From the get-go, Augie tells us that he’s never seen himself as anything other than a blank slate upon which “life” would write a story. “All the influences were lined up waiting for me,” he says. “I was born, and there they were to form me, which is why I tell you more of them than of myself.” It hasn’t occurred to him until now that his headlong plunge toward raw experience might prove paradoxically fateful, in that he was not only being made by the world but was himself doing quite a bit of the making. In calculating the cost of what has been lost, injured, or cast aside as he has moved frantically through his on-the-run life, Augie at last takes into account his own emotional unsteadiness. He has not, after all, fled the ghetto in one piece; there’s a leak in his appetite-filled heart. An inability to love reliably has made him culpable in the accumulation of sorrow laced inescapably through not only his destiny but, we come to feel along with him, that of all humanity. Never again would a character like Augie March hold the page in a Bellow novel, speculating with more gravity than irony, more tenderness than grievance, on the terrible dynamic in human affairs that implicates us all.
For Bellow, the writing of Augie March was pure joy. It was the joy that made his protagonist entranced by the surge of life within and around him; one proposition in the book never in question is that to live in pursuit of experience, whatever the consequence, is of irreducible value. Vivian Gornick, Harper’s Magazine.

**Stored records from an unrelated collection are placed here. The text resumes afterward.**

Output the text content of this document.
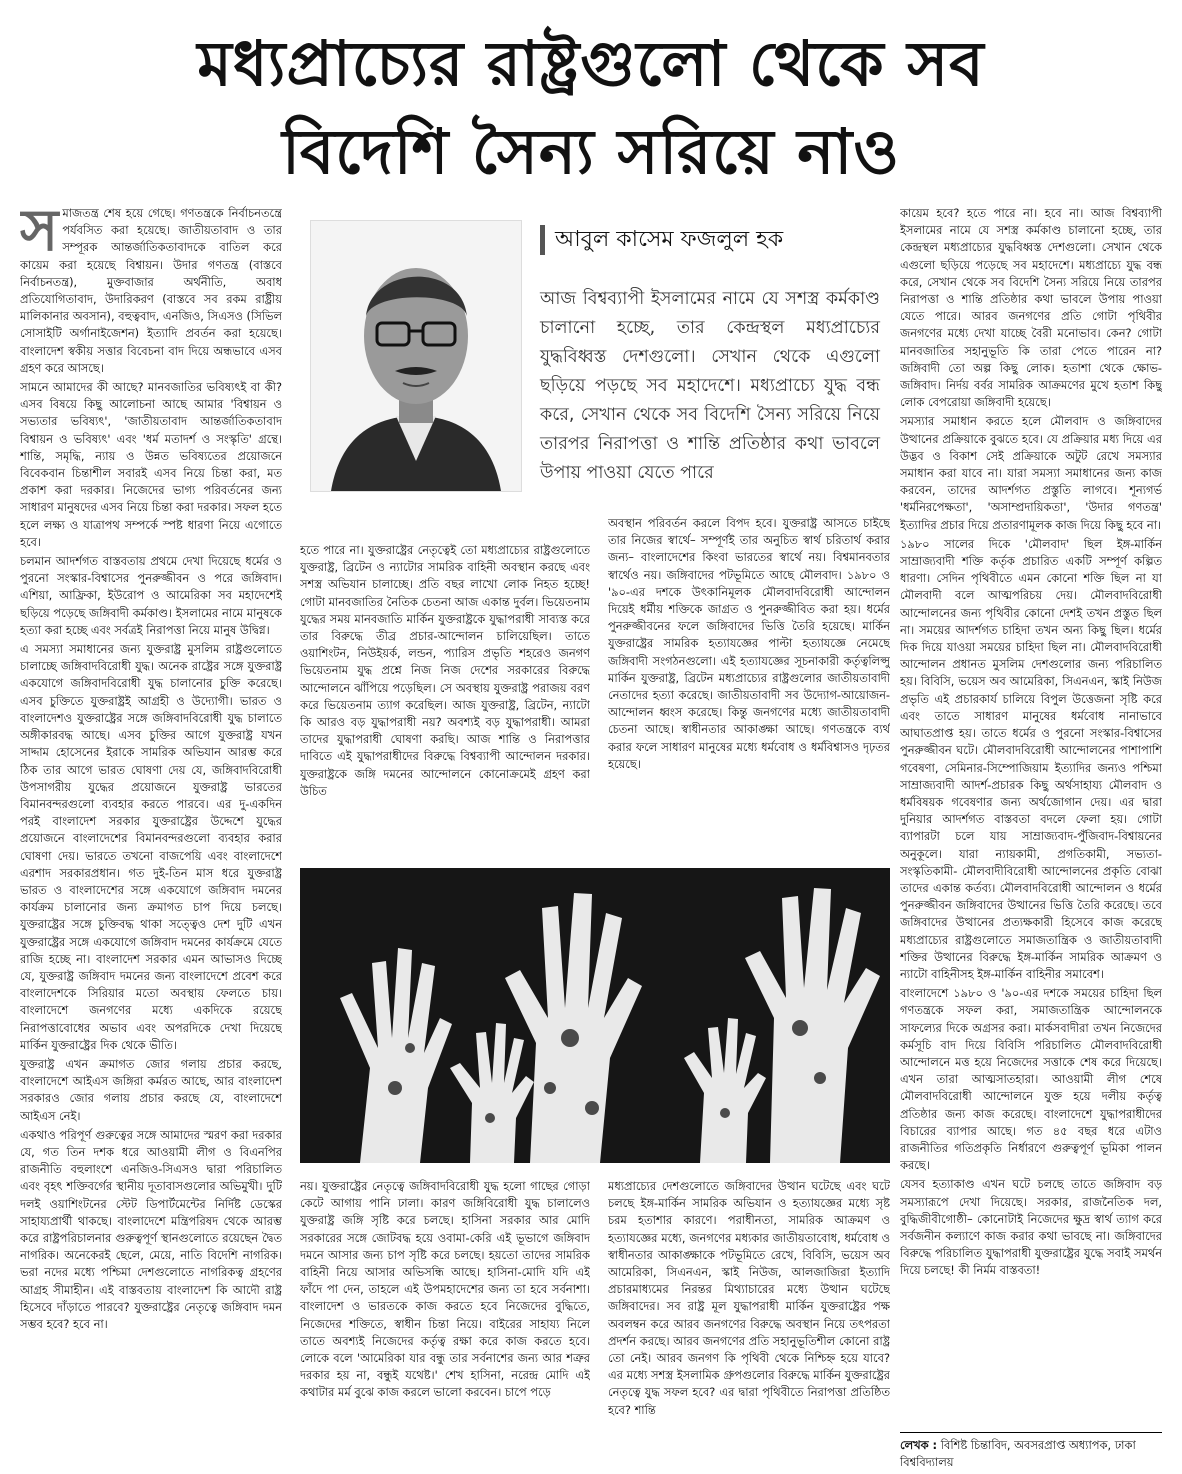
মধ্যপ্রাচ্যের রাষ্ট্রগুলো থেকে সব
বিদেশি সৈন্য সরিয়ে নাও
স মাজতন্ত্র শেষ হয়ে গেছে। গণতন্ত্রকে নির্বাচনতন্ত্রে পর্যবসিত করা হয়েছে। জাতীয়তাবাদ ও তার সম্পূরক আন্তর্জাতিকতাবাদকে বাতিল করে কায়েম করা হয়েছে বিশ্বায়ন। উদার গণতন্ত্র (বাস্তবে নির্বাচনতন্ত্র), মুক্তবাজার অর্থনীতি, অবাধ প্রতিযোগিতাবাদ, উদারিকরণ (বাস্তবে সব রকম রাষ্ট্রীয় মালিকানার অবসান), বহুত্ববাদ, এনজিও, সিএসও (সিভিল সোসাইটি অর্গানাইজেশন) ইত্যাদি প্রবর্তন করা হয়েছে। বাংলাদেশ স্বকীয় সত্তার বিবেচনা বাদ দিয়ে অন্ধভাবে এসব গ্রহণ করে আসছে।

সামনে আমাদের কী আছে? মানবজাতির ভবিষ্যৎই বা কী? এসব বিষয়ে কিছু আলোচনা আছে আমার 'বিশ্বায়ন ও সভ্যতার ভবিষ্যৎ', 'জাতীয়তাবাদ আন্তর্জাতিকতাবাদ বিশ্বায়ন ও ভবিষ্যৎ' এবং 'ধর্ম মতাদর্শ ও সংস্কৃতি' গ্রন্থে। শান্তি, সমৃদ্ধি, ন্যায় ও উন্নত ভবিষ্যতের প্রয়োজনে বিবেকবান চিন্তাশীল সবারই এসব নিয়ে চিন্তা করা, মত প্রকাশ করা দরকার। নিজেদের ভাগ্য পরিবর্তনের জন্য সাধারণ মানুষদের এসব নিয়ে চিন্তা করা দরকার। সফল হতে হলে লক্ষ্য ও যাত্রাপথ সম্পর্কে স্পষ্ট ধারণা নিয়ে এগোতে হবে।

চলমান আদর্শগত বাস্তবতায় প্রথমে দেখা দিয়েছে ধর্মের ও পুরনো সংস্কার-বিশ্বাসের পুনরুজ্জীবন ও পরে জঙ্গিবাদ। এশিয়া, আফ্রিকা, ইউরোপ ও আমেরিকা সব মহাদেশেই ছড়িয়ে পড়েছে জঙ্গিবাদী কর্মকাণ্ড। ইসলামের নামে মানুষকে হত্যা করা হচ্ছে এবং সর্বত্রই নিরাপত্তা নিয়ে মানুষ উদ্বিগ্ন।

এ সমস্যা সমাধানের জন্য যুক্তরাষ্ট্র মুসলিম রাষ্ট্রগুলোতে চালাচ্ছে জঙ্গিবাদবিরোধী যুদ্ধ। অনেক রাষ্ট্রের সঙ্গে যুক্তরাষ্ট্র একযোগে জঙ্গিবাদবিরোধী যুদ্ধ চালানোর চুক্তি করেছে। এসব চুক্তিতে যুক্তরাষ্ট্রই আগ্রহী ও উদ্যোগী। ভারত ও বাংলাদেশও যুক্তরাষ্ট্রের সঙ্গে জঙ্গিবাদবিরোধী যুদ্ধ চালাতে অঙ্গীকারবদ্ধ আছে। এসব চুক্তির আগে যুক্তরাষ্ট্র যখন সাদ্দাম হোসেনের ইরাকে সামরিক অভিযান আরম্ভ করে ঠিক তার আগে ভারত ঘোষণা দেয় যে, জঙ্গিবাদবিরোধী উপসাগরীয় যুদ্ধের প্রয়োজনে যুক্তরাষ্ট্র ভারতের বিমানবন্দরগুলো ব্যবহার করতে পারবে। এর দু-একদিন পরই বাংলাদেশ সরকার যুক্তরাষ্ট্রের উদ্দেশে যুদ্ধের প্রয়োজনে বাংলাদেশের বিমানবন্দরগুলো ব্যবহার করার ঘোষণা দেয়। ভারতে তখনো বাজপেয়ি এবং বাংলাদেশে এরশাদ সরকারপ্রধান। গত দুই-তিন মাস ধরে যুক্তরাষ্ট্র ভারত ও বাংলাদেশের সঙ্গে একযোগে জঙ্গিবাদ দমনের কার্যক্রম চালানোর জন্য ক্রমাগত চাপ দিয়ে চলছে। যুক্তরাষ্ট্রের সঙ্গে চুক্তিবদ্ধ থাকা সত্ত্বেও দেশ দুটি এখন যুক্তরাষ্ট্রের সঙ্গে একযোগে জঙ্গিবাদ দমনের কার্যক্রমে যেতে রাজি হচ্ছে না। বাংলাদেশ সরকার এমন আভাসও দিচ্ছে যে, যুক্তরাষ্ট্র জঙ্গিবাদ দমনের জন্য বাংলাদেশে প্রবেশ করে বাংলাদেশকে সিরিয়ার মতো অবস্থায় ফেলতে চায়। বাংলাদেশে জনগণের মধ্যে একদিকে রয়েছে নিরাপত্তাবোধের অভাব এবং অপরদিকে দেখা দিয়েছে মার্কিন যুক্তরাষ্ট্রের দিক থেকে ভীতি।

যুক্তরাষ্ট্র এখন ক্রমাগত জোর গলায় প্রচার করছে, বাংলাদেশে আইএস জঙ্গিরা কর্মরত আছে, আর বাংলাদেশ সরকারও জোর গলায় প্রচার করছে যে, বাংলাদেশে আইএস নেই।

একথাও পরিপূর্ণ গুরুত্বের সঙ্গে আমাদের স্মরণ করা দরকার যে, গত তিন দশক ধরে আওয়ামী লীগ ও বিএনপির রাজনীতি বহুলাংশে এনজিও-সিএসও দ্বারা পরিচালিত এবং বৃহৎ শক্তিবর্গের স্থানীয় দূতাবাসগুলোর অভিমুখী। দুটি দলই ওয়াশিংটনের স্টেট ডিপার্টমেন্টের নির্দিষ্ট ডেস্কের সাহায্যপ্রার্থী থাকছে। বাংলাদেশে মন্ত্রিপরিষদ থেকে আরম্ভ করে রাষ্ট্রপরিচালনার গুরুত্বপূর্ণ স্থানগুলোতে রয়েছেন দ্বৈত নাগরিক। অনেকেরই ছেলে, মেয়ে, নাতি বিদেশি নাগরিক। ভরা নদের মধ্যে পশ্চিমা দেশগুলোতে নাগরিকত্ব গ্রহণের আগ্রহ সীমাহীন। এই বাস্তবতায় বাংলাদেশ কি আদৌ রাষ্ট্র হিসেবে দাঁড়াতে পারবে? যুক্তরাষ্ট্রের নেতৃত্বে জঙ্গিবাদ দমন সম্ভব হবে? হবে না।

আবুল কাসেম ফজলুল হক
আজ বিশ্বব্যাপী ইসলামের নামে যে সশস্ত্র কর্মকাণ্ড চালানো হচ্ছে, তার কেন্দ্রস্থল মধ্যপ্রাচ্যের যুদ্ধবিধ্বস্ত দেশগুলো। সেখান থেকে এগুলো ছড়িয়ে পড়ছে সব মহাদেশে। মধ্যপ্রাচ্যে যুদ্ধ বন্ধ করে, সেখান থেকে সব বিদেশি সৈন্য সরিয়ে নিয়ে তারপর নিরাপত্তা ও শান্তি প্রতিষ্ঠার কথা ভাবলে উপায় পাওয়া যেতে পারে
হতে পারে না। যুক্তরাষ্ট্রের নেতৃত্বেই তো মধ্যপ্রাচ্যের রাষ্ট্রগুলোতে যুক্তরাষ্ট্র, ব্রিটেন ও ন্যাটোর সামরিক বাহিনী অবস্থান করছে এবং সশস্ত্র অভিযান চালাচ্ছে। প্রতি বছর লাখো লোক নিহত হচ্ছে! গোটা মানবজাতির নৈতিক চেতনা আজ একান্ত দুর্বল। ভিয়েতনাম যুদ্ধের সময় মানবজাতি মার্কিন যুক্তরাষ্ট্রকে যুদ্ধাপরাধী সাব্যস্ত করে তার বিরুদ্ধে তীব্র প্রচার-আন্দোলন চালিয়েছিল। তাতে ওয়াশিংটন, নিউইয়র্ক, লন্ডন, প্যারিস প্রভৃতি শহরেও জনগণ ভিয়েতনাম যুদ্ধ প্রশ্নে নিজ নিজ দেশের সরকারের বিরুদ্ধে আন্দোলনে ঝাঁপিয়ে পড়েছিল। সে অবস্থায় যুক্তরাষ্ট্র পরাজয় বরণ করে ভিয়েতনাম ত্যাগ করেছিল। আজ যুক্তরাষ্ট্র, ব্রিটেন, ন্যাটো কি আরও বড় যুদ্ধাপরাধী নয়? অবশ্যই বড় যুদ্ধাপরাধী। আমরা তাদের যুদ্ধাপরাধী ঘোষণা করছি। আজ শান্তি ও নিরাপত্তার দাবিতে এই যুদ্ধাপরাধীদের বিরুদ্ধে বিশ্বব্যাপী আন্দোলন দরকার। যুক্তরাষ্ট্রকে জঙ্গি দমনের আন্দোলনে কোনোক্রমেই গ্রহণ করা উচিত
অবস্থান পরিবর্তন করলে বিপদ হবে। যুক্তরাষ্ট্র আসতে চাইছে তার নিজের স্বার্থে– সম্পূর্ণই তার অনুচিত স্বার্থ চরিতার্থ করার জন্য– বাংলাদেশের কিংবা ভারতের স্বার্থে নয়। বিশ্বমানবতার স্বার্থেও নয়। জঙ্গিবাদের পটভূমিতে আছে মৌলবাদ। ১৯৮০ ও '৯০-এর দশকে উৎকানিমূলক মৌলবাদবিরোধী আন্দোলন দিয়েই ধর্মীয় শক্তিকে জাগ্রত ও পুনরুজ্জীবিত করা হয়। ধর্মের পুনরুজ্জীবনের ফলে জঙ্গিবাদের ভিত্তি তৈরি হয়েছে। মার্কিন যুক্তরাষ্ট্রের সামরিক হত্যাযজ্ঞের পাল্টা হত্যাযজ্ঞে নেমেছে জঙ্গিবাদী সংগঠনগুলো। এই হত্যাযজ্ঞের সূচনাকারী কর্তৃত্বলিপ্সু মার্কিন যুক্তরাষ্ট্র, ব্রিটেন মধ্যপ্রাচ্যের রাষ্ট্রগুলোর জাতীয়তাবাদী নেতাদের হত্যা করেছে। জাতীয়তাবাদী সব উদ্যোগ-আয়োজন-আন্দোলন ধ্বংস করেছে। কিন্তু জনগণের মধ্যে জাতীয়তাবাদী চেতনা আছে। স্বাধীনতার আকাঙ্ক্ষা আছে। গণতন্ত্রকে ব্যর্থ করার ফলে সাধারণ মানুষের মধ্যে ধর্মবোধ ও ধর্মবিশ্বাসও দৃঢ়তর হয়েছে।
নয়। যুক্তরাষ্ট্রের নেতৃত্বে জঙ্গিবাদবিরোধী যুদ্ধ হলো গাছের গোড়া কেটে আগায় পানি ঢালা। কারণ জঙ্গিবিরোধী যুদ্ধ চালালেও যুক্তরাষ্ট্র জঙ্গি সৃষ্টি করে চলছে। হাসিনা সরকার আর মোদি সরকারের সঙ্গে জোটবদ্ধ হয়ে ওবামা-কেরি এই ভূভাগে জঙ্গিবাদ দমনে আসার জন্য চাপ সৃষ্টি করে চলছে। হয়তো তাদের সামরিক বাহিনী নিয়ে আসার অভিসন্ধি আছে। হাসিনা-মোদি যদি এই ফাঁদে পা দেন, তাহলে এই উপমহাদেশের জন্য তা হবে সর্বনাশা। বাংলাদেশ ও ভারতকে কাজ করতে হবে নিজেদের বুদ্ধিতে, নিজেদের শক্তিতে, স্বাধীন চিন্তা নিয়ে। বাইরের সাহায্য নিলে তাতে অবশ্যই নিজেদের কর্তৃত্ব রক্ষা করে কাজ করতে হবে। লোকে বলে 'আমেরিকা যার বন্ধু তার সর্বনাশের জন্য আর শত্রুর দরকার হয় না, বন্ধুই যথেষ্ট।' শেখ হাসিনা, নরেন্দ্র মোদি এই কথাটার মর্ম বুঝে কাজ করলে ভালো করবেন। চাপে পড়ে
মধ্যপ্রাচ্যের দেশগুলোতে জঙ্গিবাদের উত্থান ঘটেছে এবং ঘটে চলছে ইঙ্গ-মার্কিন সামরিক অভিযান ও হত্যাযজ্ঞের মধ্যে সৃষ্ট চরম হতাশার কারণে। পরাধীনতা, সামরিক আক্রমণ ও হত্যাযজ্ঞের মধ্যে, জনগণের মধ্যকার জাতীয়তাবোধ, ধর্মবোধ ও স্বাধীনতার আকাঙ্ক্ষাকে পটভূমিতে রেখে, বিবিসি, ভয়েস অব আমেরিকা, সিএনএন, স্কাই নিউজ, আলজাজিরা ইত্যাদি প্রচারমাধ্যমের নিরন্তর মিথ্যাচারের মধ্যে উত্থান ঘটেছে জঙ্গিবাদের। সব রাষ্ট্র মূল যুদ্ধাপরাধী মার্কিন যুক্তরাষ্ট্রের পক্ষ অবলম্বন করে আরব জনগণের বিরুদ্ধে অবস্থান নিয়ে তৎপরতা প্রদর্শন করছে। আরব জনগণের প্রতি সহানুভূতিশীল কোনো রাষ্ট্র তো নেই। আরব জনগণ কি পৃথিবী থেকে নিশ্চিহ্ন হয়ে যাবে? এর মধ্যে সশস্ত্র ইসলামিক গ্রুপগুলোর বিরুদ্ধে মার্কিন যুক্তরাষ্ট্রের নেতৃত্বে যুদ্ধ সফল হবে? এর দ্বারা পৃথিবীতে নিরাপত্তা প্রতিষ্ঠিত হবে? শান্তি

কায়েম হবে? হতে পারে না। হবে না। আজ বিশ্বব্যাপী ইসলামের নামে যে সশস্ত্র কর্মকাণ্ড চালানো হচ্ছে, তার কেন্দ্রস্থল মধ্যপ্রাচ্যের যুদ্ধবিধ্বস্ত দেশগুলো। সেখান থেকে এগুলো ছড়িয়ে পড়েছে সব মহাদেশে। মধ্যপ্রাচ্যে যুদ্ধ বন্ধ করে, সেখান থেকে সব বিদেশি সৈন্য সরিয়ে নিয়ে তারপর নিরাপত্তা ও শান্তি প্রতিষ্ঠার কথা ভাবলে উপায় পাওয়া যেতে পারে। আরব জনগণের প্রতি গোটা পৃথিবীর জনগণের মধ্যে দেখা যাচ্ছে বৈরী মনোভাব। কেন? গোটা মানবজাতির সহানুভূতি কি তারা পেতে পারেন না? জঙ্গিবাদী তো অল্প কিছু লোক। হতাশা থেকে ক্ষোভ-জঙ্গিবাদ। নির্দয় বর্বর সামরিক আক্রমণের মুখে হতাশ কিছু লোক বেপরোয়া জঙ্গিবাদী হয়েছে।

সমস্যার সমাধান করতে হলে মৌলবাদ ও জঙ্গিবাদের উত্থানের প্রক্রিয়াকে বুঝতে হবে। যে প্রক্রিয়ার মধ্য দিয়ে এর উদ্ভব ও বিকাশ সেই প্রক্রিয়াকে অটুট রেখে সমস্যার সমাধান করা যাবে না। যারা সমস্যা সমাধানের জন্য কাজ করবেন, তাদের আদর্শগত প্রস্তুতি লাগবে। শূন্যগর্ভ 'ধর্মনিরপেক্ষতা', 'অসাম্প্রদায়িকতা', 'উদার গণতন্ত্র' ইত্যাদির প্রচার দিয়ে প্রতারণামূলক কাজ দিয়ে কিছু হবে না।

১৯৮০ সালের দিকে 'মৌলবাদ' ছিল ইঙ্গ-মার্কিন সাম্রাজ্যবাদী শক্তি কর্তৃক প্রচারিত একটি সম্পূর্ণ কল্পিত ধারণা। সেদিন পৃথিবীতে এমন কোনো শক্তি ছিল না যা মৌলবাদী বলে আত্মপরিচয় দেয়। মৌলবাদবিরোধী আন্দোলনের জন্য পৃথিবীর কোনো দেশই তখন প্রস্তুত ছিল না। সময়ের আদর্শগত চাহিদা তখন অন্য কিছু ছিল। ধর্মের দিক দিয়ে যাওয়া সময়ের চাহিদা ছিল না। মৌলবাদবিরোধী আন্দোলন প্রধানত মুসলিম দেশগুলোর জন্য পরিচালিত হয়। বিবিসি, ভয়েস অব আমেরিকা, সিএনএন, স্কাই নিউজ প্রভৃতি এই প্রচারকার্য চালিয়ে বিপুল উত্তেজনা সৃষ্টি করে এবং তাতে সাধারণ মানুষের ধর্মবোধ নানাভাবে আঘাতপ্রাপ্ত হয়। তাতে ধর্মের ও পুরনো সংস্কার-বিশ্বাসের পুনরুজ্জীবন ঘটে। মৌলবাদবিরোধী আন্দোলনের পাশাপাশি গবেষণা, সেমিনার-সিম্পোজিয়াম ইত্যাদির জন্যও পশ্চিমা সাম্রাজ্যবাদী আদর্শ-প্রচারক কিছু অর্থসাহায্য মৌলবাদ ও ধর্মবিষয়ক গবেষণার জন্য অর্থজোগান দেয়। এর দ্বারা দুনিয়ার আদর্শগত বাস্তবতা বদলে ফেলা হয়। গোটা ব্যাপারটা চলে যায় সাম্রাজ্যবাদ-পুঁজিবাদ-বিশ্বায়নের অনুকূলে। যারা ন্যায়কামী, প্রগতিকামী, সভ্যতা-সংস্কৃতিকামী- মৌলবাদীবিরোধী আন্দোলনের প্রকৃতি বোঝা তাদের একান্ত কর্তব্য। মৌলবাদবিরোধী আন্দোলন ও ধর্মের পুনরুজ্জীবন জঙ্গিবাদের উত্থানের ভিত্তি তৈরি করেছে। তবে জঙ্গিবাদের উত্থানের প্রত্যক্ষকারী হিসেবে কাজ করেছে মধ্যপ্রাচ্যের রাষ্ট্রগুলোতে সমাজতান্ত্রিক ও জাতীয়তাবাদী শক্তির উত্থানের বিরুদ্ধে ইঙ্গ-মার্কিন সামরিক আক্রমণ ও ন্যাটো বাহিনীসহ ইঙ্গ-মার্কিন বাহিনীর সমাবেশ।

বাংলাদেশে ১৯৮০ ও '৯০-এর দশকে সময়ের চাহিদা ছিল গণতন্ত্রকে সফল করা, সমাজতান্ত্রিক আন্দোলনকে সাফল্যের দিকে অগ্রসর করা। মার্কসবাদীরা তখন নিজেদের কর্মসূচি বাদ দিয়ে বিবিসি পরিচালিত মৌলবাদবিরোধী আন্দোলনে মত্ত হয়ে নিজেদের সত্তাকে শেষ করে দিয়েছে। এখন তারা আত্মসাতহারা। আওয়ামী লীগ শেষে মৌলবাদবিরোধী আন্দোলনে যুক্ত হয়ে দলীয় কর্তৃত্ব প্রতিষ্ঠার জন্য কাজ করেছে। বাংলাদেশে যুদ্ধাপরাধীদের বিচারের ব্যাপার আছে। গত ৪৫ বছর ধরে এটাও রাজনীতির গতিপ্রকৃতি নির্ধারণে গুরুত্বপূর্ণ ভূমিকা পালন করছে।

যেসব হত্যাকাণ্ড এখন ঘটে চলছে তাতে জঙ্গিবাদ বড় সমস্যারূপে দেখা দিয়েছে। সরকার, রাজনৈতিক দল, বুদ্ধিজীবীগোষ্ঠী– কোনোটাই নিজেদের ক্ষুদ্র স্বার্থ ত্যাগ করে সর্বজনীন কল্যাণে কাজ করার কথা ভাবছে না। জঙ্গিবাদের বিরুদ্ধে পরিচালিত যুদ্ধাপরাধী যুক্তরাষ্ট্রের যুদ্ধে সবাই সমর্থন দিয়ে চলছে! কী নির্মম বাস্তবতা!

লেখক : বিশিষ্ট চিন্তাবিদ, অবসরপ্রাপ্ত অধ্যাপক, ঢাকা বিশ্ববিদ্যালয়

James Atlas: He liked to refer to his first books as his M.A. and his Ph.D. To my mind that’s an underestimation, a comic underestimation of those books which remind me of Dostoevski. They in themselves are not dutiful and earnest, but they do have a kind of moral patina about them. They’re narrow and confined, and the writing is spare and unadorned. With Augie, he has this fantastic breakout where, as he liked to describe it, he was walking down a street in Paris one day and he saw water running down along the curb– you know, how when they wash the streets there the water courses in rivulets through the gutters–and maybe he was just being fanciful and mythifying his breakthrough, but said when he saw that rivulet he realized that was his style, that he wanted freedom. He wanted freedom to write in his own voice which was full of these jazzy rhythms and borrowed as much from Swift and Fielding as from the more narrow constraints of the nineteenth century novels of, say, Dostoevski’s The Dead. He really wanted to break out and write in his own way, and when he realized that he didn’t have to be literary, as it were, when whatever he decided was literary was literary, that’s when he found his freedom. So, the book is great. He said later on that is was too sprawling, too exuberant, but that’s part of its charm.